While the handling of various raids, bombing attempts and political negotiations are successfully dense and visceral, mixing in-the-moment propulsion with practical distance and an oddly selected, but appropriate, punk soundtrack featuring songs like "Sonic Reducer" by the Dead Boys, the latter chunk of the film is unfocused. Domestic struggles and juxtaposed dickhead actions by Carlos (such as wanton infidelity) never work, since the impetus of the film is primarily political and driven by identity.

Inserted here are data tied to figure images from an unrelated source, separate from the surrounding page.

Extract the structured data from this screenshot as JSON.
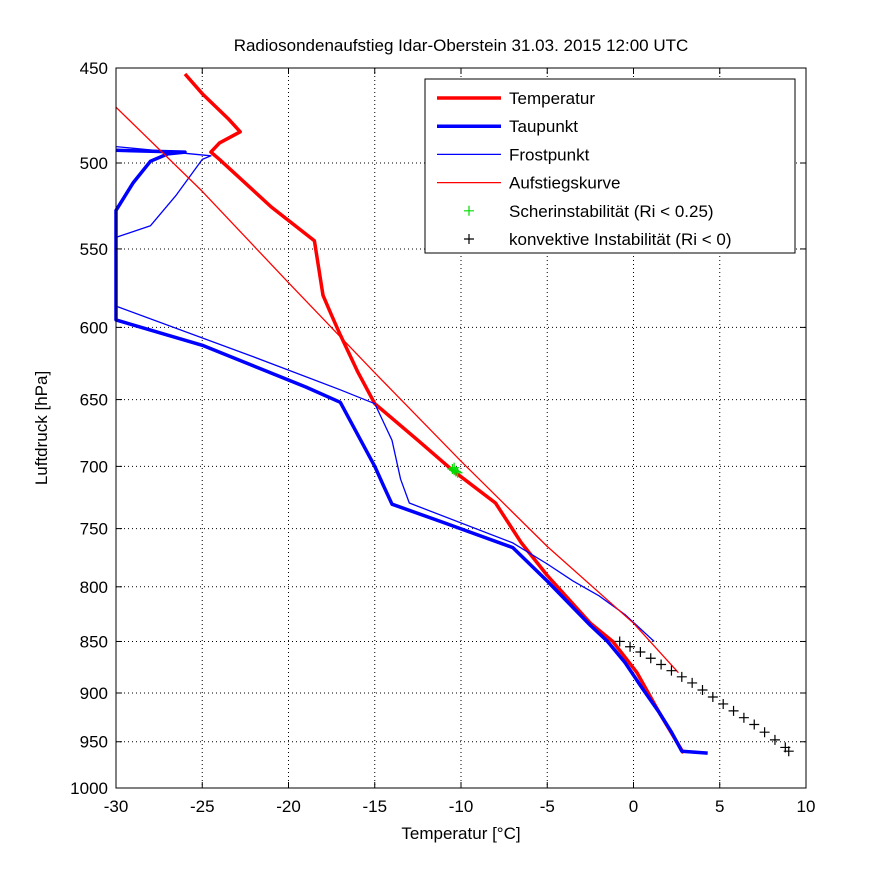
{
  "chart_data": {
    "type": "line",
    "title": "Radiosondenaufstieg Idar-Oberstein 31.03. 2015 12:00 UTC",
    "xlabel": "Temperatur [°C]",
    "ylabel": "Luftdruck [hPa]",
    "xlim": [
      -30,
      10
    ],
    "ylim": [
      450,
      1000
    ],
    "yscale": "log",
    "y_reversed": true,
    "grid": true,
    "xticks": [
      -30,
      -25,
      -20,
      -15,
      -10,
      -5,
      0,
      5,
      10
    ],
    "yticks": [
      450,
      500,
      550,
      600,
      650,
      700,
      750,
      800,
      850,
      900,
      950,
      1000
    ],
    "legend_position": "top-right",
    "series": [
      {
        "name": "Temperatur",
        "color": "#ff0000",
        "style": "thick",
        "points": [
          [
            2.9,
            962
          ],
          [
            1.5,
            920
          ],
          [
            0.2,
            880
          ],
          [
            -1.2,
            850
          ],
          [
            -2.5,
            833
          ],
          [
            -5.0,
            790
          ],
          [
            -6.5,
            762
          ],
          [
            -8.0,
            729
          ],
          [
            -10.5,
            703
          ],
          [
            -12.5,
            680
          ],
          [
            -15.0,
            653
          ],
          [
            -16.0,
            630
          ],
          [
            -17.0,
            605
          ],
          [
            -17.5,
            592
          ],
          [
            -18.0,
            579
          ],
          [
            -18.5,
            545
          ],
          [
            -21.0,
            525
          ],
          [
            -24.0,
            498
          ],
          [
            -24.5,
            494
          ],
          [
            -24.0,
            489
          ],
          [
            -22.8,
            483
          ],
          [
            -23.5,
            476
          ],
          [
            -25.0,
            463
          ],
          [
            -26.0,
            453
          ]
        ]
      },
      {
        "name": "Taupunkt",
        "color": "#0000ff",
        "style": "thick",
        "points": [
          [
            4.3,
            962
          ],
          [
            2.8,
            960
          ],
          [
            2.2,
            940
          ],
          [
            1.5,
            920
          ],
          [
            0.5,
            895
          ],
          [
            -0.5,
            870
          ],
          [
            -1.5,
            850
          ],
          [
            -2.5,
            835
          ],
          [
            -5.0,
            795
          ],
          [
            -7.0,
            766
          ],
          [
            -11.0,
            745
          ],
          [
            -14.0,
            730
          ],
          [
            -14.5,
            715
          ],
          [
            -15.0,
            700
          ],
          [
            -17.0,
            652
          ],
          [
            -19.0,
            641
          ],
          [
            -25.0,
            612
          ],
          [
            -30.0,
            595
          ],
          [
            -30.0,
            527
          ],
          [
            -29.0,
            511
          ],
          [
            -28.0,
            499
          ],
          [
            -27.0,
            495
          ],
          [
            -26.0,
            494
          ],
          [
            -30.0,
            493
          ]
        ]
      },
      {
        "name": "Frostpunkt",
        "color": "#0000ff",
        "style": "thin",
        "points": [
          [
            1.2,
            850
          ],
          [
            -0.5,
            825
          ],
          [
            -2.0,
            808
          ],
          [
            -3.5,
            795
          ],
          [
            -5.0,
            780
          ],
          [
            -7.0,
            762
          ],
          [
            -13.0,
            729
          ],
          [
            -13.5,
            710
          ],
          [
            -14.0,
            680
          ],
          [
            -15.0,
            653
          ],
          [
            -17.0,
            643
          ],
          [
            -22.0,
            620
          ],
          [
            -30.0,
            586
          ],
          [
            -30.0,
            543
          ],
          [
            -28.0,
            536
          ],
          [
            -26.5,
            518
          ],
          [
            -25.0,
            498
          ],
          [
            -24.5,
            496
          ],
          [
            -30.0,
            491
          ]
        ]
      },
      {
        "name": "Aufstiegskurve",
        "color": "#ff0000",
        "style": "thin",
        "points": [
          [
            2.6,
            880
          ],
          [
            0.0,
            833
          ],
          [
            -5.0,
            765
          ],
          [
            -10.0,
            696
          ],
          [
            -15.0,
            631
          ],
          [
            -20.0,
            571
          ],
          [
            -25.0,
            516
          ],
          [
            -30.0,
            470
          ]
        ]
      },
      {
        "name": "Scherinstabilität (Ri < 0.25)",
        "color": "#00dd00",
        "marker": "+",
        "points": [
          [
            -10.5,
            702
          ],
          [
            -10.4,
            703
          ],
          [
            -10.3,
            704
          ],
          [
            -10.2,
            705
          ],
          [
            -10.4,
            701
          ]
        ]
      },
      {
        "name": "konvektive Instabilität (Ri < 0)",
        "color": "#000000",
        "marker": "+",
        "points": [
          [
            -0.8,
            850
          ],
          [
            -0.2,
            855
          ],
          [
            0.4,
            860
          ],
          [
            1.0,
            866
          ],
          [
            1.6,
            872
          ],
          [
            2.2,
            878
          ],
          [
            2.8,
            884
          ],
          [
            3.4,
            890
          ],
          [
            4.0,
            897
          ],
          [
            4.6,
            904
          ],
          [
            5.2,
            911
          ],
          [
            5.8,
            918
          ],
          [
            6.4,
            925
          ],
          [
            7.0,
            932
          ],
          [
            7.6,
            940
          ],
          [
            8.2,
            948
          ],
          [
            8.8,
            956
          ],
          [
            9.0,
            960
          ]
        ]
      }
    ]
  }
}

What does work quite well, however, is the constant reminder of hypocrisy and compromise, with Carlos going on an anti-Semitic rant about the evils of Zionism and then trying similarly to create his own international federation of socialists. He also whines about the evils of Western greed and then promptly accepts several million dollars from Arab officials for the release of those kidnapped at OPEC, later following up an anti-imperialism speech by telling his wife Magdalena that she can't be involved in revolutionary actions until he says so.
Resultantly, this expansive biopic paints a portrait of a man whose ideals constantly shift to the highest bidder. Rather than settling into a singular soapbox diatribe or pretentiously making this an existential fable, Assayas has constructed a narrative about a complicated, ever-changing, but consistently stubborn and myopic figure that ultimately succumbed to his narcissism and emotional lack of focus.